Chris may be the only vocal advocate of an alternative to your proposal, but then there are people like me who are quiet because we are waiting for the survey to appear. I would have been much more vocal if I thought we were actually going to adopt the monorepo, but for now I believe it is still only a proposal.
Full disclosure, I don’t want a monorepo. I think it optimizes for the use case where people want to bisect, and I don’t think its reasonable to push on everyone to have a monorepo for those who want to bisect. The submodules repo has already been demonstrated as one potential solution to this which would allow those who want to bisect to do so, while everyone else can continue to work more or less as they do today.

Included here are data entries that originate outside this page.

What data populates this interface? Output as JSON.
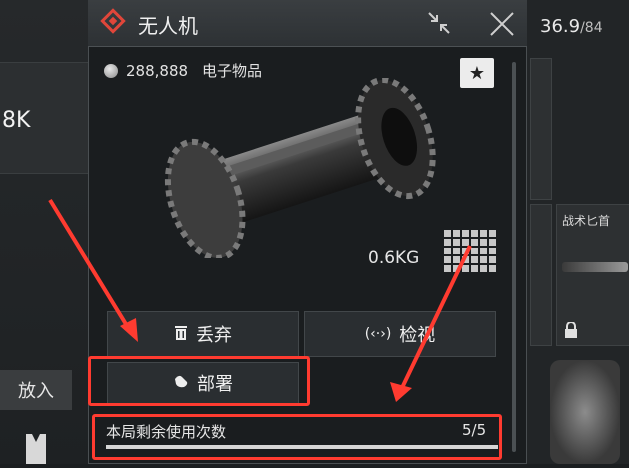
{
  "background": {
    "left_value": "8K",
    "put_button": "放入",
    "weight_current": "36.9",
    "weight_max_fragment": "/84",
    "knife_label": "战术匕首"
  },
  "dialog": {
    "title": "无人机",
    "price": "288,888",
    "category": "电子物品",
    "weight": "0.6KG",
    "actions": {
      "discard": "丢弃",
      "inspect": "检视",
      "deploy": "部署"
    },
    "usage": {
      "label": "本局剩余使用次数",
      "count": "5/5",
      "fraction": 1.0
    }
  },
  "icons": [
    "diamond-logo-icon",
    "collapse-icon",
    "close-icon",
    "star-icon",
    "coin-icon",
    "size-grid-icon",
    "trash-icon",
    "eye-icon",
    "hand-icon",
    "lock-icon"
  ],
  "colors": {
    "accent": "#e0463a",
    "highlight": "#ff3b30"
  }
}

In terms of the proposals, I think you, Mehdi, Chris, and a number of others have proven that there is almost no technical solution beyond our reach. What we do have are proposals which optimize for different use cases. Given this, I think the most useful thing from my point of view (and hopefully to others) would be for those advocating each different solution to actual give short examples of each of the different use cases and how to support them.
For example:
Monorepo, pushing a change to compiler-rt:
1: Git commit …
2: Git pull --rebase
3: test
4 a: Git push /* no commits to any other project so the push works */. Goto 5
4 b: Git push /* someone committed to some other project in the monorepo. Goto 2 */
5: Done
I know that this example appears negative in the case where someone else committed to another project and a rebase is required, but thats exactly the point. This is showing that this particular scenario is potentially a problem compared to today and/or other proposals. A similar workflow could (should) be written for the sparse checkout monorepo, GitHub monorepo with svn, and submodules cases. The submodules case will likely show that bisecting is more complex than on the monorepo, while pushing is simpler.
Similarly, the submodules workflow probably isn’t capable of a single commit to llvm and clang in the revlock case while the monorepo is, but we as a community need to decide whether we want to optimize for that or not. I don’t have any data to suggest that revlock commits are frequent/infrequent or even a problem in general, and I don’t think we should optimize for that case unless its worth doing so.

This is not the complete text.